Thelma Krug: Esta é uma questão bastante interessante. Os governos-membros da Convenção do Clima reconhecem a importância da ciência. Por exemplo, no Acordo de Paris sobre a Convenção do Clima, os governos “reconhecem que ações de adaptação devem seguir uma abordagem orientada em nível nacional, sensível a gênero, participativa e plenamente transparente, levando em consideração os grupos vulneráveis, comunidades e ecossistemas, e deve basear-se e ser guiada pela melhor ciência disponível...” ou, no artigo 14, onde se lê que os governos ... “devem fazer periodicamente um balanço da implementação do Acordo para avaliar o progresso coletivo ... e devem fazê-lo considerando a mitigação, a adaptação e os meios de implementação e apoio, e à luz da igualdade e da melhor ciência disponível”. Ou seja, os próprios governos-membros da Convenção acatam a melhor ciência disponível produzida pelo IPCC, mas, apesar da aprovação dos relatórios em plenária do Painel, no processo de aprovação linha a linha, têm dificuldade de transformar conhecimento em decisão política.

É claro que alguns governos, frente à urgência de uma ambiciosa redução de emissões de gases de efeito estufa, julgam que os seus esforços de mitigação, particularmente associados à queima de combustíveis fósseis, podem impactar o desenvolvimento econômico.

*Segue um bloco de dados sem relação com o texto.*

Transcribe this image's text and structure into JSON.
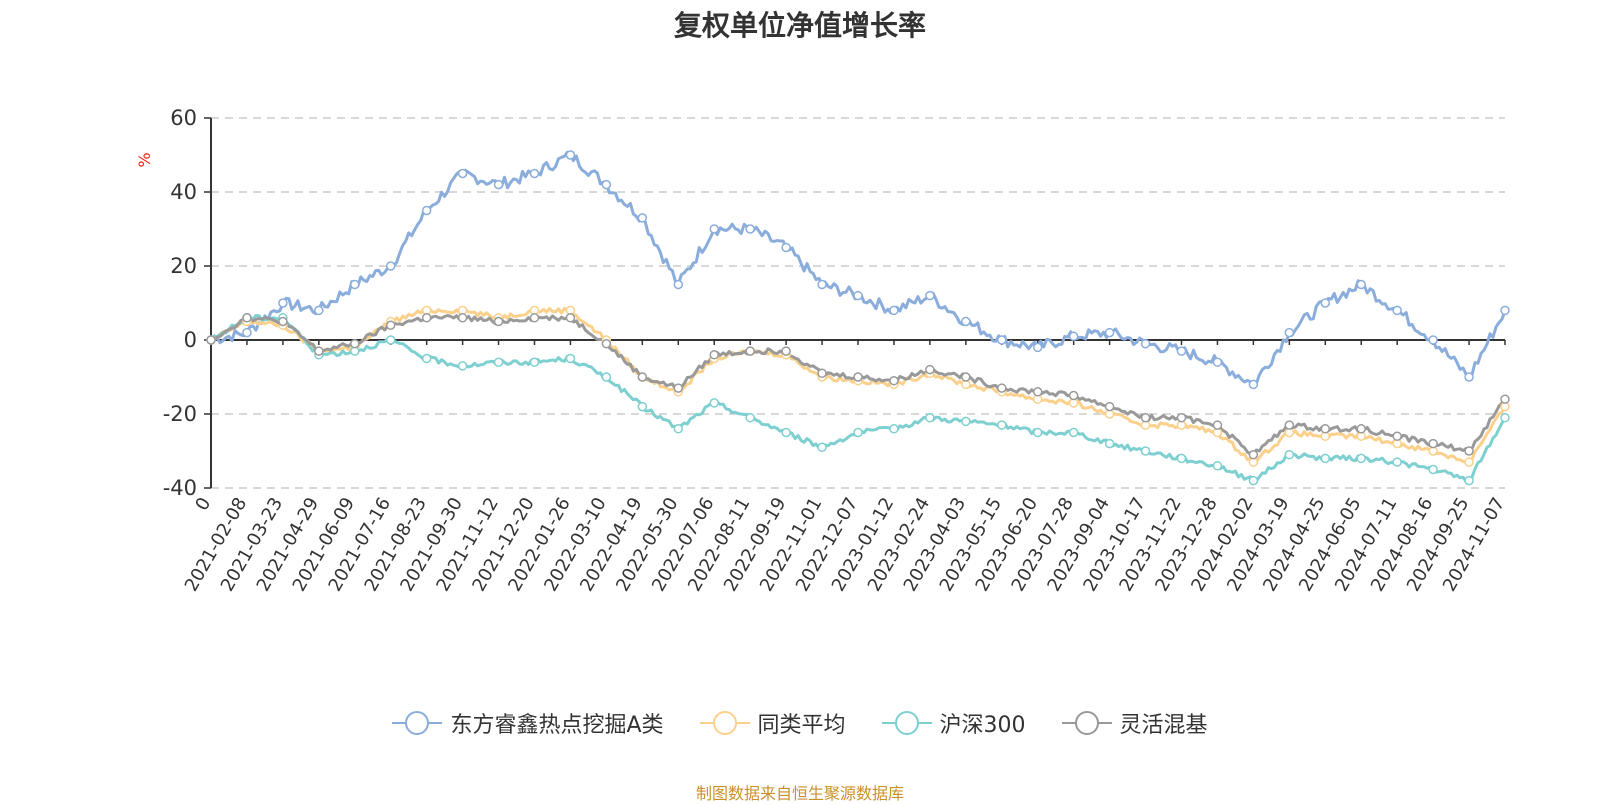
{
  "chart_data": {
    "type": "line",
    "title": "复权单位净值增长率",
    "ylabel": "%",
    "ylim": [
      -40,
      60
    ],
    "yticks": [
      60,
      40,
      20,
      0,
      -20,
      -40
    ],
    "grid": true,
    "legend_position": "bottom",
    "x": [
      "0",
      "2021-02-08",
      "2021-03-23",
      "2021-04-29",
      "2021-06-09",
      "2021-07-16",
      "2021-08-23",
      "2021-09-30",
      "2021-11-12",
      "2021-12-20",
      "2022-01-26",
      "2022-03-10",
      "2022-04-19",
      "2022-05-30",
      "2022-07-06",
      "2022-08-11",
      "2022-09-19",
      "2022-11-01",
      "2022-12-07",
      "2023-01-12",
      "2023-02-24",
      "2023-04-03",
      "2023-05-15",
      "2023-06-20",
      "2023-07-28",
      "2023-09-04",
      "2023-10-17",
      "2023-11-22",
      "2023-12-28",
      "2024-02-02",
      "2024-03-19",
      "2024-04-25",
      "2024-06-05",
      "2024-07-11",
      "2024-08-16",
      "2024-09-25",
      "2024-11-07"
    ],
    "series": [
      {
        "name": "东方睿鑫热点挖掘A类",
        "color": "#8aaddc",
        "values": [
          0,
          2,
          10,
          8,
          15,
          20,
          35,
          45,
          42,
          45,
          50,
          42,
          33,
          15,
          30,
          30,
          25,
          15,
          12,
          8,
          12,
          5,
          0,
          -2,
          1,
          2,
          -1,
          -3,
          -6,
          -12,
          2,
          10,
          15,
          8,
          0,
          -10,
          8
        ]
      },
      {
        "name": "同类平均",
        "color": "#fbd08b",
        "values": [
          0,
          5,
          4,
          -3,
          -2,
          5,
          8,
          8,
          6,
          8,
          8,
          0,
          -10,
          -14,
          -5,
          -3,
          -4,
          -10,
          -11,
          -12,
          -9,
          -12,
          -14,
          -16,
          -17,
          -20,
          -23,
          -23,
          -25,
          -33,
          -25,
          -26,
          -26,
          -28,
          -30,
          -33,
          -18
        ]
      },
      {
        "name": "沪深300",
        "color": "#7dcfd0",
        "values": [
          0,
          6,
          6,
          -4,
          -3,
          0,
          -5,
          -7,
          -6,
          -6,
          -5,
          -10,
          -18,
          -24,
          -17,
          -21,
          -25,
          -29,
          -25,
          -24,
          -21,
          -22,
          -23,
          -25,
          -25,
          -28,
          -30,
          -32,
          -34,
          -38,
          -31,
          -32,
          -32,
          -33,
          -35,
          -38,
          -21
        ]
      },
      {
        "name": "灵活混基",
        "color": "#999999",
        "values": [
          0,
          6,
          5,
          -3,
          -1,
          4,
          6,
          6,
          5,
          6,
          6,
          -1,
          -10,
          -13,
          -4,
          -3,
          -3,
          -9,
          -10,
          -11,
          -8,
          -10,
          -13,
          -14,
          -15,
          -18,
          -21,
          -21,
          -23,
          -31,
          -23,
          -24,
          -24,
          -26,
          -28,
          -30,
          -16
        ]
      }
    ]
  },
  "source_note": "制图数据来自恒生聚源数据库"
}
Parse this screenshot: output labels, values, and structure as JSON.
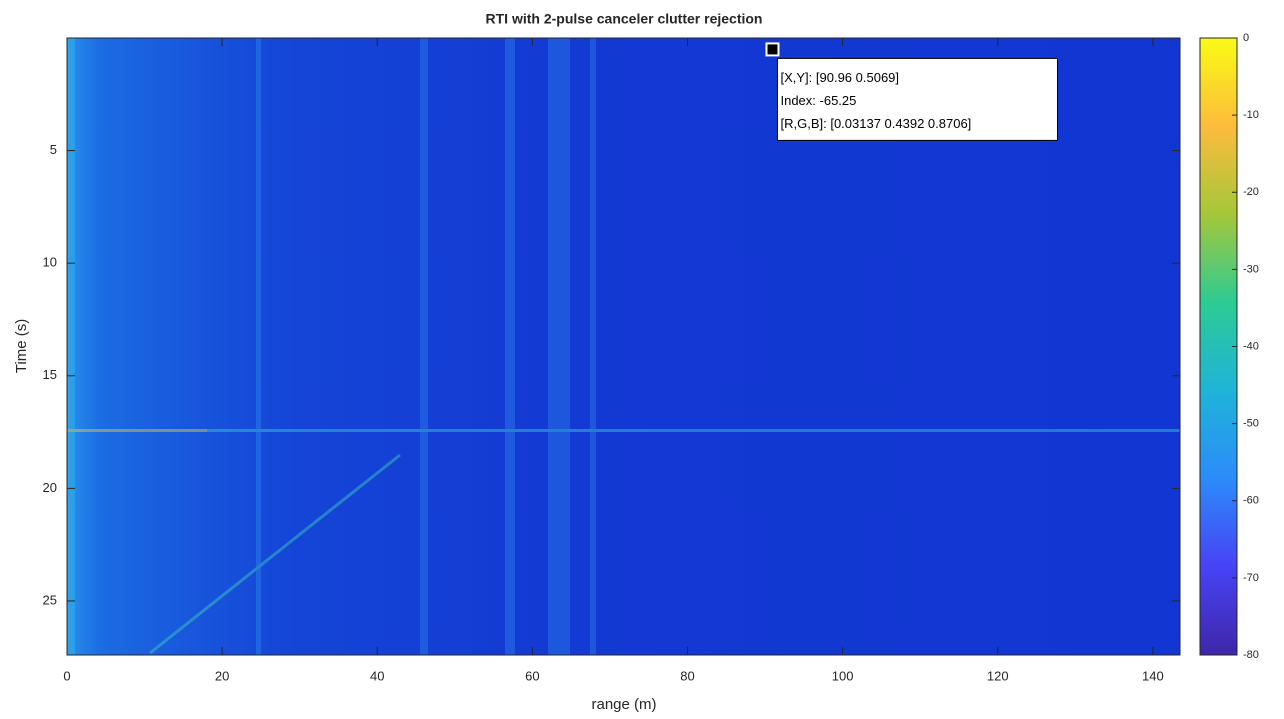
{
  "chart_data": {
    "type": "heatmap",
    "title": "RTI with 2-pulse canceler clutter rejection",
    "x_label": "range (m)",
    "y_label": "Time (s)",
    "xlim": [
      0,
      143.5
    ],
    "ylim": [
      0,
      27.4
    ],
    "y_reversed": true,
    "xticks": [
      0,
      20,
      40,
      60,
      80,
      100,
      120,
      140
    ],
    "yticks": [
      5,
      10,
      15,
      20,
      25
    ],
    "clim": [
      -80,
      0
    ],
    "cticks": [
      0,
      -10,
      -20,
      -30,
      -40,
      -50,
      -60,
      -70,
      -80
    ],
    "colormap": [
      "#3e26a8",
      "#4743f5",
      "#2c8bfa",
      "#1fb4d8",
      "#2dcb93",
      "#a5c73b",
      "#fcbc3c",
      "#f9fb15"
    ],
    "datatip": {
      "x": 90.96,
      "y": 0.5069,
      "lines": [
        "[X,Y]: [90.96 0.5069]",
        "Index: -65.25",
        "[R,G,B]: [0.03137 0.4392 0.8706]"
      ]
    }
  }
}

Com esta visão míope, esquecem de analisar as oportunidades e o impacto positivo sobre a saúde das pessoas, seus meios de subsistência, nos ecossistemas, e na grande redução dos custos associados à adaptação aos impactos e riscos do aquecimento global.

No IPCC, dizemos que o nosso papel é informar a melhor ciência disponível de forma clara e transparente, associando aos resultados as incertezas associadas e o grau de concordância da literatura científica global avaliada. Cabe aos governos agir de forma compatível e consistente com a ciência. Negá-la é fechar os olhos para a realidade presente e assumir uma postura covarde e irresponsável para com o futuro.